Some plants also use membranes or liquid solvents as part of broader upgrading trains (CO2 + H2S + siloxane removal), but for most turbine projects, polishing media + monitoring remains the core of the siloxane strategy.

What is the impact of sulfur (H2S) on turbine components?

H2S affects turbines in two main ways:

  • Corrosion and acid dew point: In the flame, H2S is oxidized to SO2 and partially to SO3. As the exhaust gas cools and crosses the acid dew point, SO3 reacts with water to form H2SO4 (sulfuric acid). If this condenses on metal surfaces in the HRSG, stacks, or recuperators, it can aggressively attack carbon steel and even some stainless grades.
  • Hot gas path materials and coatings: High sulfur levels can accelerate oxidation and hot corrosion of blades and vanes, especially in combination with alkali or chloride contaminants.

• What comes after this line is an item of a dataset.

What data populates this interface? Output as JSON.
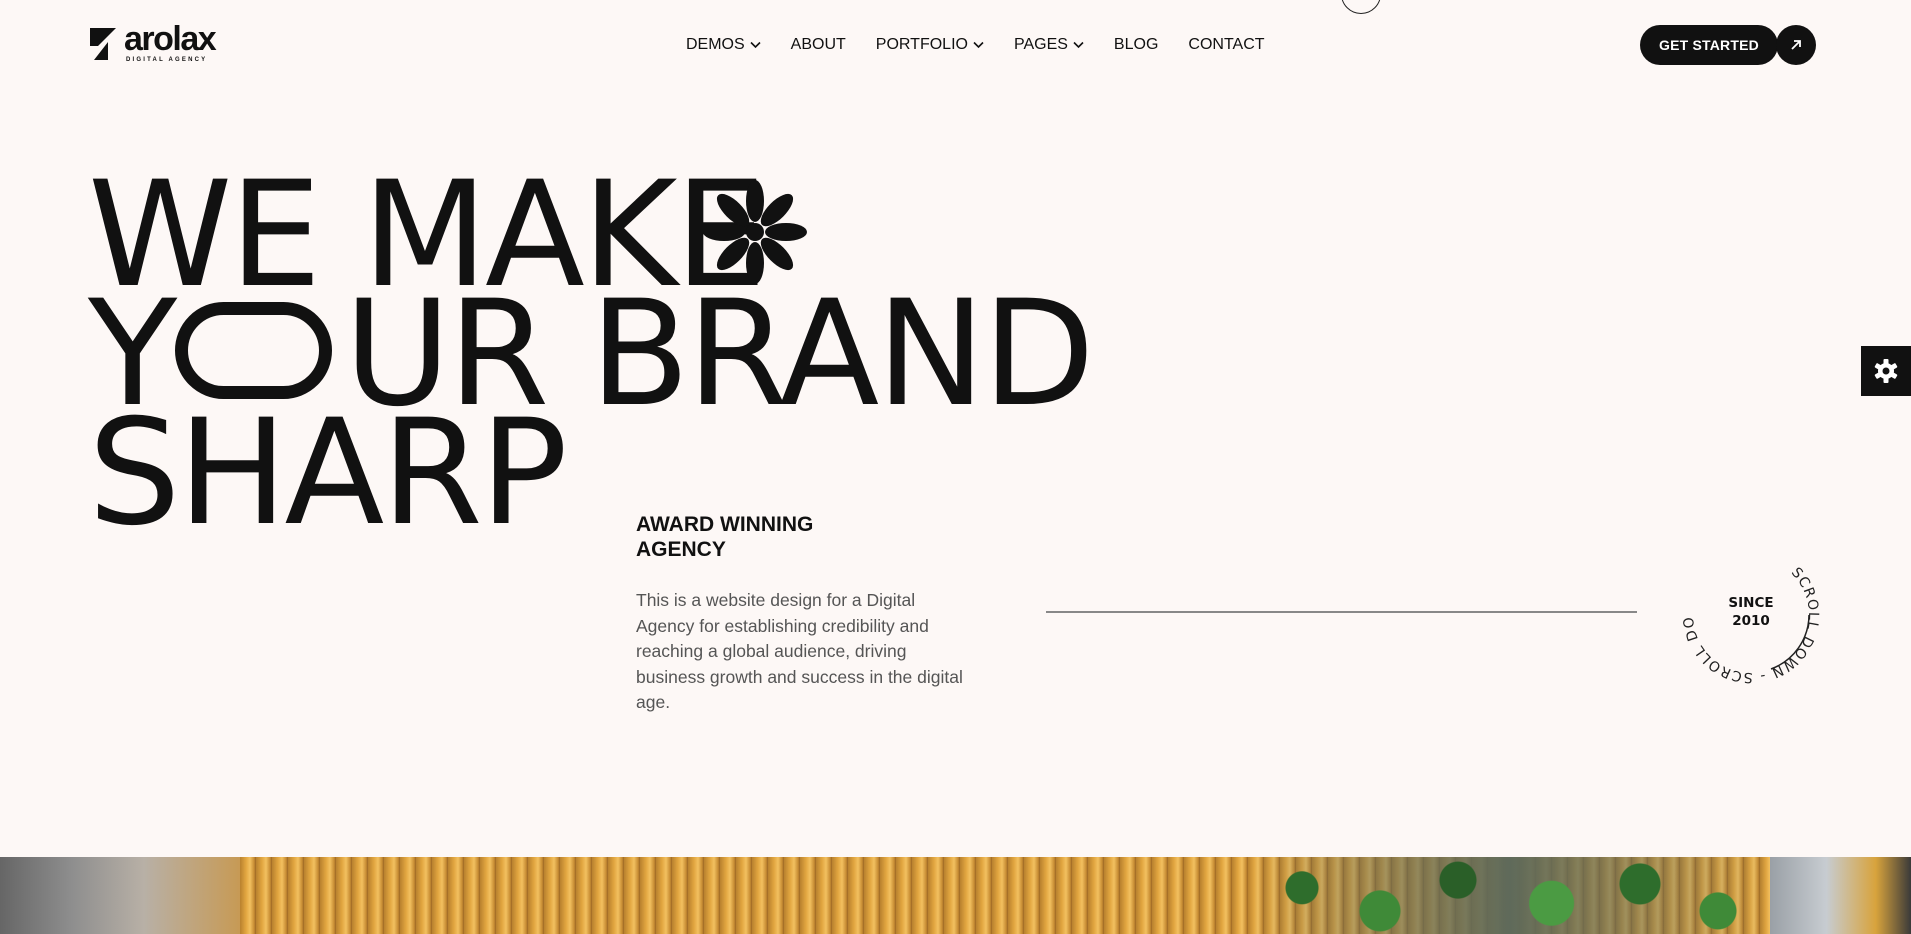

OEMs therefore specify maximum H2S (and total sulfur) levels. Many turbine projects scrub H2S down to 50–200 ppm or lower, depending on maintenance targets and the presence of sensitive heat-recovery equipment.

What standard is used to test for siloxanes in biogas?

The most widely recognized standard for measuring siloxanes in biogas and other gaseous fuels is ASTM D8230: “Standard Test Method for Measurement of Volatile Silicon-Containing Compounds in a Gaseous Fuel Sample Using Gas Chromatography with Spectroscopic Detection.”

ASTM D8230 defines sampling, analysis, and reporting approaches for siloxanes and other volatile silicon compounds at ppm and high-ppb levels, and in many implementations it is used down to the ppbv range. Using this standard:

  • Helps ensure comparable, defensible measurements when you are discussing gas quality with OEMs, insurers, and regulators.
  • Reduces the risk of missing problematic siloxane species due to poor method sensitivity or incomplete analyte lists.

For engineering and contractual purposes, referencing ASTM D8230 in your gas-quality specification is a strong signal of technical rigor.